Les enfants atteints de cancer ainsi que leurs parents sont confrontés, en Algérie, à une double peine : en plus du drame qu’ils subissent, ils doivent composer avec des ruptures cycliques d’approvisionnent des traitements essentiels à leur rétablissement et subir l’absence de services équipés, notamment dans les régions intérieures, et la difficulté de décrocher un rendez-vous pour la radiothérapie.
A l’occasion de la Journée internationale du cancer pédiatrique, célébrée le 15 février, Nabila Bouterfas, cheffe de service oncologie pédiatrique à l’Etablissement hospitalier universitaire (EHU) Hassani Issaad, a appelé à la création de centres régionaux spécialisés dans la prise en charge du cancer de l’enfant à travers le pays, soulignant que les grands hôpitaux ne sont plus en mesure de satisfaire la demande croissante.
«Il est devenu extrêmement difficile de prendre en charge cette catégorie dans les grands établissements hospitaliers face au nombre croissant de malades, notamment en raison du manque de lits», a déclaré le Pr Bouterfas citée par l’APS. Insistant sur la création de «centres régionaux spécialisés», la spécialiste a précisé que les wilayas du Sud sont parmi «les régions les plus désavantagées en matière de prise en charge des enfants cancéreux», imputant cela à l’absence d’établissements hospitaliers de proximité dédiés à ce volet.
Les Centres anticancer (CAC) répartis à travers le pays «ne disposent pas de services équipés pour la prise en charge du cancer pédiatrique, notamment en matière de chirurgie, de chimiothérapie et de radiothérapie», a-t-elle fait savoir. Le Pr Bouterfas a, par ailleurs, déploré l’absence d’un service de greffe de la moelle osseuse pour les enfants qui souffrent d’une déficience immunitaire et de leucémie.
Pour les rendez-vous de radiothérapie et bien qu’une «toute petite» catégorie soit concernée, le Pr Nabila Bouterfas a souligné la difficulté d’obtention de ces rendez-vous qui entraîne parfois la perte de bénéfice des traitements reçus auparavant. Revenant à l’unité d’oncologie pédiatrique à l’EHS Pierre et Marie Curie d’Alger, la spécialiste a indiqué que la structure «ne dispose pas d’un nombre suffisant de lits et de fauteuils pour l’hôpital de jour», soulignant la nécessité de lancer un «plan national d’oncologie pédiatrique».
De son côté, le Pr Fatiha Gachi, cheffe de service oncologie pédiatrique à l’EHS PMC, a fait état de 2000 nouveaux cas de cancer de l’enfant enregistrés chaque année en Algérie, dont la leucémie, le lymphome, les tumeurs du cerveau et des os, ainsi que d’autres tumeurs bénignes, la plupart étant guérissables si elles sont diagnostiquées et prises en charge à temps.

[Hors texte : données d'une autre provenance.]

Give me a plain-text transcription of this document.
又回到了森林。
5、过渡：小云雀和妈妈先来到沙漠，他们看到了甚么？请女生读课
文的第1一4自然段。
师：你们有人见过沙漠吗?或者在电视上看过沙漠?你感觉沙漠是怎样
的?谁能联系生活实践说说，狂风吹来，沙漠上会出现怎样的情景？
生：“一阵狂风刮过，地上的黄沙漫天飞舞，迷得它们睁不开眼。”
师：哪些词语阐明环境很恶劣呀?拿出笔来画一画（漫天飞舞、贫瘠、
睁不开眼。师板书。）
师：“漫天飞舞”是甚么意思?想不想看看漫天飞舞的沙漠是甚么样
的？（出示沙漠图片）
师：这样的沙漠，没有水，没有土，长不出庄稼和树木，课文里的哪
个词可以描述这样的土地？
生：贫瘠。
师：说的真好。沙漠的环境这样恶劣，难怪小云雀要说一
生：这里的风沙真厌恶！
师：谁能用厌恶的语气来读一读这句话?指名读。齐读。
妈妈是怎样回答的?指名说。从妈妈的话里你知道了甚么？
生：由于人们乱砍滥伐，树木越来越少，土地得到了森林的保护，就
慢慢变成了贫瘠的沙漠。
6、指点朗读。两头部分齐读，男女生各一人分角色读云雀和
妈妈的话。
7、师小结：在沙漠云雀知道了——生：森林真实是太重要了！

Le Pr Gachi explique que la prévalence du cancer chez l’enfant est principalement due à des facteurs génétiques, alors que chez l’adulte, les facteurs environnementaux et d’autres liés à l’hygiène de vie sont en cause.
Saluant le lancement, par l’Institut national de santé publique (INSP), du Registre national d’oncologie pédiatrique en 2016, dans le cadre du premier plan national de lutte anticancer 2015/2019, la spécialiste a toutefois souligné que la pandémie de Covid-19 a été préjudiciable aux patients, regrettant que leur prise en charge intervienne à un stade avancé de la maladie. De plus, les cancéreux souffrent fréquemment de ruptures médicamenteuses, malgré les efforts déployés par la Pharmacie centrale des hôpitaux (PCH), mais qui restent «insuffisants», selon elle.
Avec l’ouverture prochaine d’un service d’oncologie pédiatrique au CHU Lamine Debaghine (ex-Maillot), le Pr Gachi prévoit une atténuation de la pression sur les services des structures hospitalières en charge de cette pathologie, quand bien même les prestations demeurent «en deçà du niveau requis, vu le nombre de cas enregistrés chaque année», a-t-elle conclu.
Ces dernières années ont été marquées par des pénuries cycliques de certains médicaments indiqués dans le traitement des cancers pédiatriques, tels que les leucémies, les tumeurs du cerveau, le cancer des os et les lymphomes. Elles ont pour conséquences de créer chez les familles des malades une angoisse permanente de voir leur enfant privé de soins.